Today I want to tell you how a teacher was the magic key for a generation of young people, who are very grateful for her love for letters and knowledge.
The founder
The teacher Martha Ofelia de la Torre, always enjoyed challenges, that’s why, in 1970, in her school located in Havana Square, she suggests to children to write about an experience, it could be a poetry or a story, she was impressed by the writings of two students, she found them very talented and decided she should support them.
From the municipal directorate of Education, they asked for a teacher to simultaneously go from her school to Renato Guitar school, located in Martí Square, she finally stayed in the second one, but she continued with writing classes in both. She did not know yet that those classes were literary workshops.
Shortly after this beginning, a student went without permission to have lunch at his house, she made stay overtime and little Luis Ariel, in order to obtain her forgiveness, wrote a poem to the teacher; where he expressed that she was shaping him to be better.
When the child’s mother came to look for him, she saw his work and that of the other classmates, she noticed that there was a literary workshop there and finally Martha’s class had a name.
Workshops
As not everyone could write with equal fluency, the students who painted brought to color what others described in their work; integrating two workshops.
Each year the name of the workshop varied according to some occasion, in 1971 it was dedicated to Nicolás Guillen who was still alive and they sent him an album with their writings, which were complimented by the poet.
A year that set standards was 1973, dedicated to the centenary of Ignacio Agramonte, they made their Camagüey route and visited El Potrero, Las Clavellinas, the Park and all the news at that time related to the admirable figure of him.
The students
From that group there are still brilliant students in contact, such as María del Carmen Pontón, now the director of Casa Finlay, and Susana Cortez, current quality specialist at Radio Cadena Agramonte.

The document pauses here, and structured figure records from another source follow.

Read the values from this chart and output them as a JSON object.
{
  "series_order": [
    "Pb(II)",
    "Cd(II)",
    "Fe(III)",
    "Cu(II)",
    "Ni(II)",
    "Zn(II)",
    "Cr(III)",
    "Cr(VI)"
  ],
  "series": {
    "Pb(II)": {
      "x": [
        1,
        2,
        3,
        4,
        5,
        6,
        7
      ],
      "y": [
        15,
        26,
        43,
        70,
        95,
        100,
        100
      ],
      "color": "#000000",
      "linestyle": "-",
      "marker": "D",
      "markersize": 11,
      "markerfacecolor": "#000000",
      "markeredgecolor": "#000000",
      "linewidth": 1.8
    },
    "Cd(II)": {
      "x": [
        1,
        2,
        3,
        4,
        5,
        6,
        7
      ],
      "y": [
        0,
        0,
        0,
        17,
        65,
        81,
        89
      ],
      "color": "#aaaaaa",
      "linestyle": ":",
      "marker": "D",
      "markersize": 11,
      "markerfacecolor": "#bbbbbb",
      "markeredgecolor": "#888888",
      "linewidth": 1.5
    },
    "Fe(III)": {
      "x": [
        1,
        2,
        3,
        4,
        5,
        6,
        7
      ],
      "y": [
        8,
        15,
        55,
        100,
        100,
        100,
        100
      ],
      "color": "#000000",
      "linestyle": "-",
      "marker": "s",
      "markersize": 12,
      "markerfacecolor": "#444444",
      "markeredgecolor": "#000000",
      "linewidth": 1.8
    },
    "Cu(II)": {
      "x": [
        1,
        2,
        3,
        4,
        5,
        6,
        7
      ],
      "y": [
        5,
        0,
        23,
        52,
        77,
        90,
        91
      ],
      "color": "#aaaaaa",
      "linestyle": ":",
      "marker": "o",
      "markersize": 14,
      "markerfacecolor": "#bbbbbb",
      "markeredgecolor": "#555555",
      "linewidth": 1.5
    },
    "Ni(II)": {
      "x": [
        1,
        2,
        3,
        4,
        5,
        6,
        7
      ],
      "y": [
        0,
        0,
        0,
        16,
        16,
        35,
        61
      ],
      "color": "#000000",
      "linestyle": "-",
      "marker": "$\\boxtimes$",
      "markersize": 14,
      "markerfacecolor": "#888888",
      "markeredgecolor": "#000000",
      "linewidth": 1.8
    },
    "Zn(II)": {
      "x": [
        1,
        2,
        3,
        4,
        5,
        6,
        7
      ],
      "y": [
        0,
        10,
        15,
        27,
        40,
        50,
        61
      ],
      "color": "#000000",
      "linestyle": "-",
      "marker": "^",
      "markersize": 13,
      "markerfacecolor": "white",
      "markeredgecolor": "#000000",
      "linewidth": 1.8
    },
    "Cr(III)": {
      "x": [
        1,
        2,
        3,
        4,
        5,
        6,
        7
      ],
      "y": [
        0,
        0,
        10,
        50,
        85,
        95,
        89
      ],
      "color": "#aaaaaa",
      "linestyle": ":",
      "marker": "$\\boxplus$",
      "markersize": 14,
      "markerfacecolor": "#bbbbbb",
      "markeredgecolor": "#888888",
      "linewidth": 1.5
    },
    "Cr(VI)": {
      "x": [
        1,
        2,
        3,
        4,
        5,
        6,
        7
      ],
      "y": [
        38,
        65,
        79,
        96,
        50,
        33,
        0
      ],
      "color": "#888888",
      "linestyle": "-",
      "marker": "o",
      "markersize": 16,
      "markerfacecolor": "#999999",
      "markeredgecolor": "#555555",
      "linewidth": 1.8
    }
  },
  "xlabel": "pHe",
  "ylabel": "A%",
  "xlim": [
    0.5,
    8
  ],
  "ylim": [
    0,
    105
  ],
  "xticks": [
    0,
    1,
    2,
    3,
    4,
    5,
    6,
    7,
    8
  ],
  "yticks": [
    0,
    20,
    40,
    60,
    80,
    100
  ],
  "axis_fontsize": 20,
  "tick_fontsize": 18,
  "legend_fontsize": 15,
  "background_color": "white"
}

From there, exchanges very close to El Mayor were born, since they met her granddaughter Lucia, former owner of the current marriage palace and together with her, they discovered new nuances in the mystical figure of the Bayardo. She left her signature on the album that summarizes children works and that to this day, she treasures to donate to an institution interested in preserving it.
Literature goes to the ether
The work also went to a new, more encompassing space. A program called Para ti Pionero appears on the radio, which was broadcasted at 5:00 pm from Monday to Friday; and they were recorded on Sundays for the whole week, with the voice of the deceased announcer Luis Bastián and children.
She wrote the scripts and a friend helped her in the writing, there they addressed Camagüey values and other places of cultural historical interest in Cuba. It aired from 1973 to 1978. When the children went to secondary school, the work became more difficult and the space disappeared.
Last year to celebrate the anniversary of Cuban radio, that first script of that children’s program was donated by Martha.
Longings
With regret and lowering her voice, Martha comments that it hurts her that those children’s literary workshops have been missed in some schools. She is very sorry that the radio program will also end, because she assures that although not all would become writers, they would learn to appreciate reading, to show interest in reading different topics and improving themselves. In this way, the teaching profession fulfills its mission, by forming a society of people more cultured and attached to their heritage and roots.
It has been a beautiful afternoon, we enjoyed a gathering with a small audience, talking about important literary works, we toasted with a drink of ha ha ha (special family cocktail) and the teacher Martha Ofelia remembered her happy days in the classrooms, which without doubts, were her greatest passion.